Hong Kong Young Writers Anthologies Fiction Group 3 - 2017 | Page 33

We started creeping through the rummaged streets of Shanghai, it went from an alive city to slums in the years it was captured. All of a sudden a cold glove covered my mouth and two arms stopped me from struggling. I knew we were doomed the Japanese must have captured us and were going to behead us. Instead, it was the Chinese nationalists and they were there to help. We made a deal. We both wanted freedom but in different ways, they wanted to defeat the Japanese and we wanted to get back to America. We waited three months till we got a big opportunity. A Japanese armored carrier, loaded with an mg and a 20mm cannon on top. It could only fit nine people, and we had fifteen. Lucky for us there were three coming in a convoy on the way to the camp we were staying at. We had three molotov cocktails, two rifles, three submachine guns, and sixteen pistols. We were positioned in three buildings along the street. Two next to each other and one on the other side. The first car stopped at the barrier we built previously, this brought the whole convoy to a stop.
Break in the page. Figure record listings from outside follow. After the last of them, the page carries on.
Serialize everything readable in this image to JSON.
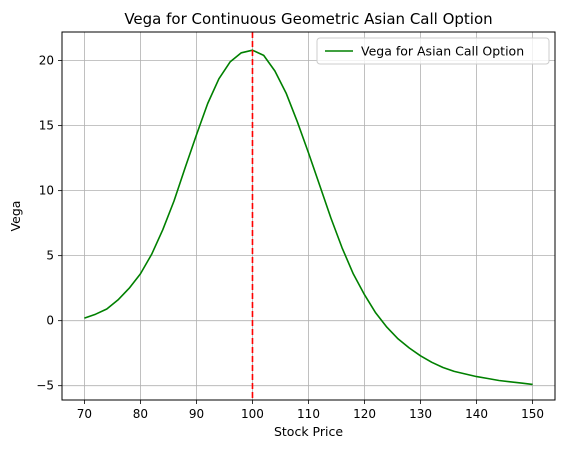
{
  "chart_data": {
    "type": "line",
    "title": "Vega for Continuous Geometric Asian Call Option",
    "xlabel": "Stock Price",
    "ylabel": "Vega",
    "xlim": [
      66,
      154
    ],
    "ylim": [
      -6.1,
      22.2
    ],
    "xticks": [
      70,
      80,
      90,
      100,
      110,
      120,
      130,
      140,
      150
    ],
    "yticks": [
      -5,
      0,
      5,
      10,
      15,
      20
    ],
    "grid": true,
    "legend_position": "top-right",
    "series": [
      {
        "name": "Vega for Asian Call Option",
        "color": "#008000",
        "x": [
          70,
          72,
          74,
          76,
          78,
          80,
          82,
          84,
          86,
          88,
          90,
          92,
          94,
          96,
          98,
          100,
          102,
          104,
          106,
          108,
          110,
          112,
          114,
          116,
          118,
          120,
          122,
          124,
          126,
          128,
          130,
          132,
          134,
          136,
          138,
          140,
          142,
          144,
          146,
          148,
          150
        ],
        "y": [
          0.2,
          0.5,
          0.9,
          1.6,
          2.5,
          3.6,
          5.1,
          7.0,
          9.2,
          11.8,
          14.3,
          16.7,
          18.6,
          19.9,
          20.6,
          20.8,
          20.4,
          19.2,
          17.5,
          15.3,
          12.9,
          10.4,
          7.9,
          5.6,
          3.6,
          2.0,
          0.6,
          -0.5,
          -1.4,
          -2.1,
          -2.7,
          -3.2,
          -3.6,
          -3.9,
          -4.1,
          -4.3,
          -4.45,
          -4.6,
          -4.7,
          -4.8,
          -4.9
        ]
      }
    ],
    "vline": {
      "x": 100,
      "color": "#ff0000",
      "style": "dashed"
    }
  }
}
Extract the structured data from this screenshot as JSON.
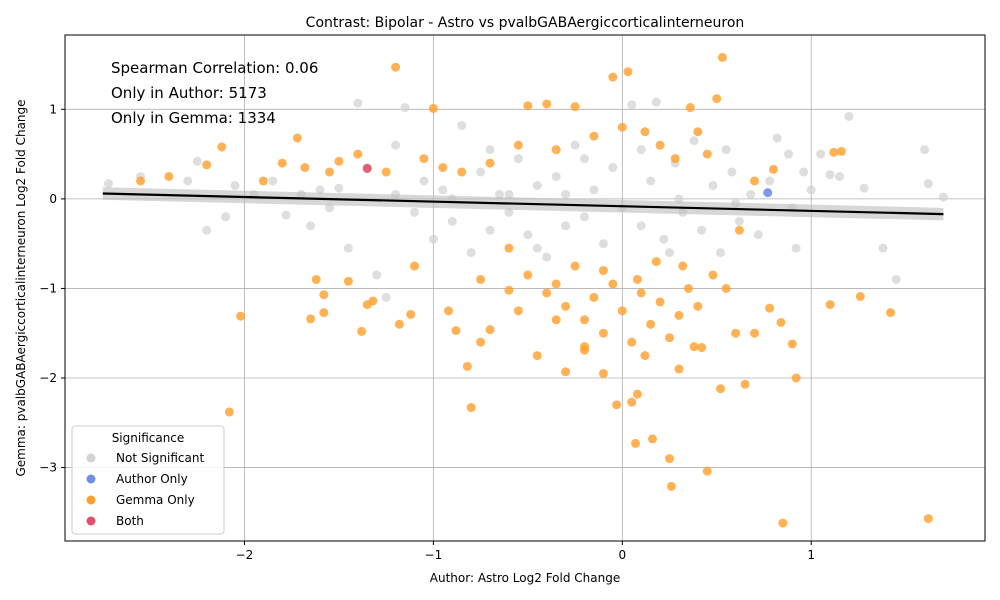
{
  "chart_data": {
    "type": "scatter",
    "title": "Contrast: Bipolar - Astro vs pvalbGABAergiccorticalinterneuron",
    "xlabel": "Author: Astro Log2 Fold Change",
    "ylabel": "Gemma: pvalbGABAergiccorticalinterneuron Log2 Fold Change",
    "xlim": [
      -2.95,
      1.92
    ],
    "ylim": [
      -3.82,
      1.83
    ],
    "x_ticks": [
      -2,
      -1,
      0,
      1
    ],
    "x_tick_labels": [
      "−2",
      "−1",
      "0",
      "1"
    ],
    "y_ticks": [
      -3,
      -2,
      -1,
      0,
      1
    ],
    "y_tick_labels": [
      "−3",
      "−2",
      "−1",
      "0",
      "1"
    ],
    "grid": true,
    "annotations": [
      "Spearman Correlation: 0.06",
      "Only in Author: 5173",
      "Only in Gemma: 1334"
    ],
    "legend": {
      "title": "Significance",
      "placement": "lower-left",
      "entries": [
        "Not Significant",
        "Author Only",
        "Gemma Only",
        "Both"
      ]
    },
    "colors": {
      "not_significant": "#d3d3d3",
      "author_only": "#6f8fe0",
      "gemma_only": "#ff9f2a",
      "both": "#e0506a",
      "regression_line": "#000000",
      "grid": "#b0b0b0"
    },
    "regression": {
      "x": [
        -2.75,
        1.7
      ],
      "y": [
        0.06,
        -0.17
      ]
    },
    "series": [
      {
        "name": "Not Significant",
        "points": [
          [
            -2.72,
            0.17
          ],
          [
            -2.55,
            0.25
          ],
          [
            -2.3,
            0.2
          ],
          [
            -2.25,
            0.42
          ],
          [
            -2.2,
            -0.35
          ],
          [
            -2.1,
            -0.2
          ],
          [
            -2.05,
            0.15
          ],
          [
            -1.95,
            0.05
          ],
          [
            -1.85,
            0.2
          ],
          [
            -1.78,
            -0.18
          ],
          [
            -1.7,
            0.05
          ],
          [
            -1.65,
            -0.3
          ],
          [
            -1.55,
            -0.1
          ],
          [
            -1.5,
            0.12
          ],
          [
            -1.45,
            -0.55
          ],
          [
            -1.4,
            1.07
          ],
          [
            -1.35,
            0.35
          ],
          [
            -1.3,
            -0.85
          ],
          [
            -1.25,
            -1.1
          ],
          [
            -1.2,
            0.6
          ],
          [
            -1.15,
            1.02
          ],
          [
            -1.1,
            -0.15
          ],
          [
            -1.05,
            0.2
          ],
          [
            -1.0,
            -0.45
          ],
          [
            -0.95,
            0.1
          ],
          [
            -0.9,
            -0.25
          ],
          [
            -0.85,
            0.82
          ],
          [
            -0.8,
            -0.6
          ],
          [
            -0.75,
            0.3
          ],
          [
            -0.7,
            -0.35
          ],
          [
            -0.65,
            0.05
          ],
          [
            -0.6,
            -0.15
          ],
          [
            -0.55,
            0.45
          ],
          [
            -0.5,
            -0.4
          ],
          [
            -0.45,
            0.15
          ],
          [
            -0.4,
            -0.65
          ],
          [
            -0.35,
            0.25
          ],
          [
            -0.3,
            -0.3
          ],
          [
            -0.25,
            0.6
          ],
          [
            -0.2,
            -0.2
          ],
          [
            -0.15,
            0.1
          ],
          [
            -0.1,
            -0.5
          ],
          [
            -0.05,
            0.35
          ],
          [
            0.0,
            -0.1
          ],
          [
            0.05,
            1.05
          ],
          [
            0.1,
            -0.3
          ],
          [
            0.15,
            0.2
          ],
          [
            0.18,
            1.08
          ],
          [
            0.22,
            -0.45
          ],
          [
            0.28,
            0.4
          ],
          [
            0.32,
            -0.15
          ],
          [
            0.38,
            0.65
          ],
          [
            0.42,
            -0.35
          ],
          [
            0.48,
            0.15
          ],
          [
            0.52,
            -0.6
          ],
          [
            0.58,
            0.3
          ],
          [
            0.62,
            -0.25
          ],
          [
            0.68,
            0.05
          ],
          [
            0.72,
            -0.4
          ],
          [
            0.78,
            0.2
          ],
          [
            0.82,
            0.68
          ],
          [
            0.88,
            0.5
          ],
          [
            0.92,
            -0.55
          ],
          [
            0.96,
            0.3
          ],
          [
            1.0,
            0.1
          ],
          [
            1.05,
            0.5
          ],
          [
            1.1,
            0.27
          ],
          [
            1.15,
            0.25
          ],
          [
            1.2,
            0.92
          ],
          [
            1.28,
            0.12
          ],
          [
            1.38,
            -0.55
          ],
          [
            1.45,
            -0.9
          ],
          [
            1.6,
            0.55
          ],
          [
            1.62,
            0.17
          ],
          [
            1.7,
            0.02
          ],
          [
            -0.3,
            0.05
          ],
          [
            -0.6,
            0.05
          ],
          [
            -0.9,
            0.0
          ],
          [
            -1.2,
            0.05
          ],
          [
            -1.6,
            0.1
          ],
          [
            0.3,
            0.0
          ],
          [
            0.6,
            -0.05
          ],
          [
            0.9,
            -0.1
          ],
          [
            -0.2,
            0.45
          ],
          [
            0.1,
            0.55
          ],
          [
            -0.45,
            -0.55
          ],
          [
            0.25,
            -0.6
          ],
          [
            -0.7,
            0.55
          ],
          [
            0.55,
            0.55
          ]
        ]
      },
      {
        "name": "Author Only",
        "points": [
          [
            0.77,
            0.07
          ]
        ]
      },
      {
        "name": "Gemma Only",
        "points": [
          [
            -2.55,
            0.2
          ],
          [
            -2.4,
            0.25
          ],
          [
            -2.2,
            0.38
          ],
          [
            -2.12,
            0.58
          ],
          [
            -2.08,
            -2.38
          ],
          [
            -2.02,
            -1.31
          ],
          [
            -1.8,
            0.4
          ],
          [
            -1.72,
            0.68
          ],
          [
            -1.65,
            -1.34
          ],
          [
            -1.62,
            -0.9
          ],
          [
            -1.58,
            -1.07
          ],
          [
            -1.58,
            -1.27
          ],
          [
            -1.5,
            0.42
          ],
          [
            -1.45,
            -0.92
          ],
          [
            -1.38,
            -1.48
          ],
          [
            -1.35,
            -1.18
          ],
          [
            -1.32,
            -1.14
          ],
          [
            -1.2,
            1.47
          ],
          [
            -1.18,
            -1.4
          ],
          [
            -1.12,
            -1.29
          ],
          [
            -1.1,
            -0.75
          ],
          [
            -1.0,
            1.01
          ],
          [
            -0.92,
            -1.25
          ],
          [
            -0.88,
            -1.47
          ],
          [
            -0.82,
            -1.87
          ],
          [
            -0.8,
            -2.33
          ],
          [
            -0.75,
            -1.6
          ],
          [
            -0.7,
            -1.46
          ],
          [
            -0.6,
            -1.02
          ],
          [
            -0.55,
            -1.25
          ],
          [
            -0.5,
            1.04
          ],
          [
            -0.45,
            -1.75
          ],
          [
            -0.4,
            1.06
          ],
          [
            -0.35,
            -1.35
          ],
          [
            -0.3,
            -1.93
          ],
          [
            -0.25,
            1.03
          ],
          [
            -0.2,
            -1.69
          ],
          [
            -0.1,
            -1.95
          ],
          [
            -0.05,
            1.36
          ],
          [
            -0.03,
            -2.3
          ],
          [
            0.03,
            1.42
          ],
          [
            0.05,
            -2.27
          ],
          [
            0.07,
            -2.73
          ],
          [
            0.08,
            -2.18
          ],
          [
            0.16,
            -2.68
          ],
          [
            0.25,
            -2.9
          ],
          [
            0.26,
            -3.21
          ],
          [
            0.3,
            -1.9
          ],
          [
            0.36,
            1.02
          ],
          [
            0.42,
            -1.66
          ],
          [
            0.45,
            -3.04
          ],
          [
            0.5,
            1.12
          ],
          [
            0.52,
            -2.12
          ],
          [
            0.53,
            1.58
          ],
          [
            0.6,
            -1.5
          ],
          [
            0.65,
            -2.07
          ],
          [
            0.7,
            -1.5
          ],
          [
            0.78,
            -1.22
          ],
          [
            0.8,
            0.33
          ],
          [
            0.84,
            -1.38
          ],
          [
            0.85,
            -3.62
          ],
          [
            0.9,
            -1.62
          ],
          [
            0.92,
            -2.0
          ],
          [
            1.1,
            -1.18
          ],
          [
            1.12,
            0.52
          ],
          [
            1.16,
            0.53
          ],
          [
            1.26,
            -1.09
          ],
          [
            1.42,
            -1.27
          ],
          [
            1.62,
            -3.57
          ],
          [
            -1.9,
            0.2
          ],
          [
            -1.68,
            0.35
          ],
          [
            -1.55,
            0.3
          ],
          [
            -1.4,
            0.5
          ],
          [
            -1.25,
            0.3
          ],
          [
            -1.05,
            0.45
          ],
          [
            -0.95,
            0.35
          ],
          [
            -0.85,
            0.3
          ],
          [
            -0.7,
            0.4
          ],
          [
            -0.55,
            0.6
          ],
          [
            -0.35,
            0.55
          ],
          [
            -0.15,
            0.7
          ],
          [
            0.0,
            0.8
          ],
          [
            0.12,
            0.75
          ],
          [
            0.2,
            0.6
          ],
          [
            0.28,
            0.45
          ],
          [
            0.4,
            0.75
          ],
          [
            0.45,
            0.5
          ],
          [
            -0.5,
            -0.85
          ],
          [
            -0.4,
            -1.05
          ],
          [
            -0.3,
            -1.2
          ],
          [
            -0.2,
            -1.35
          ],
          [
            -0.15,
            -1.1
          ],
          [
            -0.1,
            -1.5
          ],
          [
            -0.05,
            -0.95
          ],
          [
            0.0,
            -1.25
          ],
          [
            0.05,
            -1.6
          ],
          [
            0.1,
            -1.05
          ],
          [
            0.15,
            -1.4
          ],
          [
            0.2,
            -1.15
          ],
          [
            0.25,
            -1.55
          ],
          [
            0.3,
            -1.3
          ],
          [
            0.35,
            -1.0
          ],
          [
            0.4,
            -1.2
          ],
          [
            0.48,
            -0.85
          ],
          [
            -0.25,
            -0.75
          ],
          [
            -0.1,
            -0.8
          ],
          [
            0.08,
            -0.9
          ],
          [
            0.18,
            -0.7
          ],
          [
            -0.35,
            -0.95
          ],
          [
            0.32,
            -0.75
          ],
          [
            0.55,
            -1.0
          ],
          [
            -0.6,
            -0.55
          ],
          [
            0.62,
            -0.35
          ],
          [
            0.7,
            0.2
          ],
          [
            -0.75,
            -0.9
          ],
          [
            0.12,
            -1.75
          ],
          [
            -0.2,
            -1.65
          ],
          [
            0.38,
            -1.65
          ]
        ]
      },
      {
        "name": "Both",
        "points": [
          [
            -1.35,
            0.34
          ]
        ]
      }
    ]
  }
}
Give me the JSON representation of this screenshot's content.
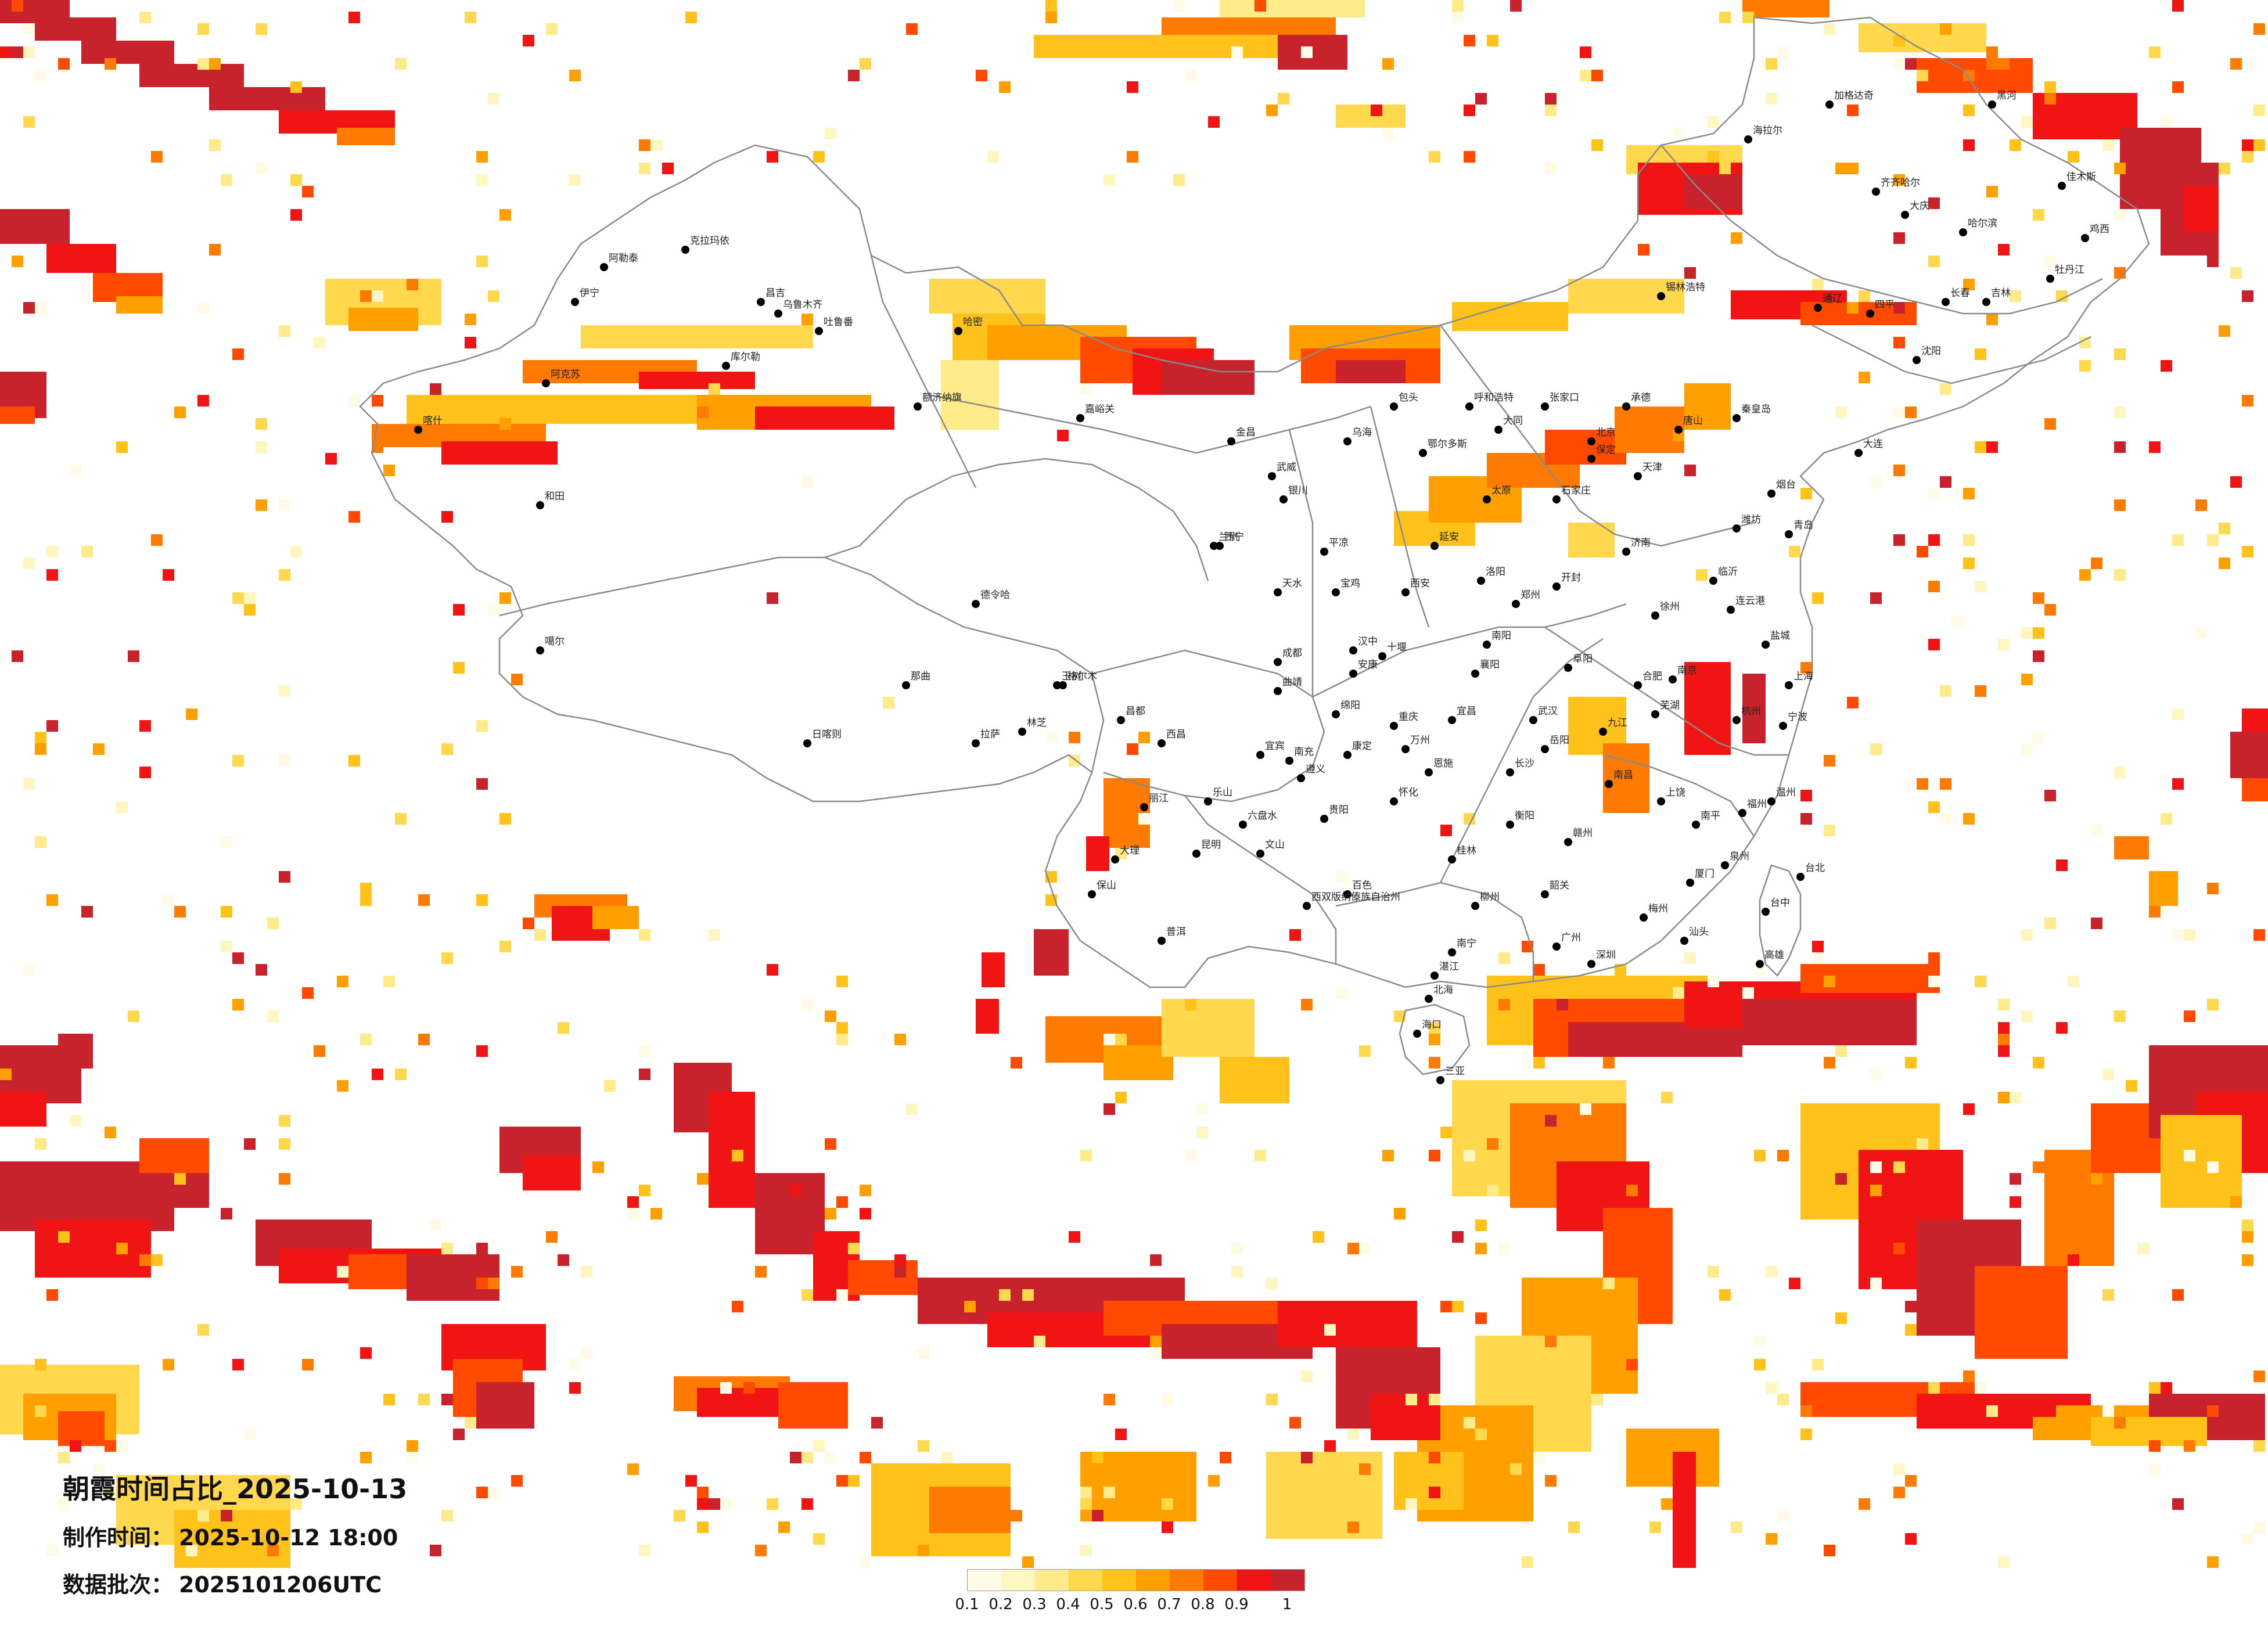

Two men got out and started work at the barrier. We then smashed the glass of the window next to us—that was the signal. The man next to me threw the molotov at the back car, meanwhile the other two buildings raised their rifles and started shooting at the two men who were out of the cars. I looked up at the other building and saw some movement on the lower floors. It was Japanese soldiers. I raised my pistol with two hands and aimed at them. They started walking up the stairs and slowly opened the door to the room with our friendlies. I shot four bullets and killed the two of them. The recoil hurt my hands. As soon as I shot the gun I threw it on the ground and ran back against the wall behind me. Tears started pouring down my face, the sudden realization that I had just killed someone. The Chinese saw me as a hero, yet I saw myself as a murderer.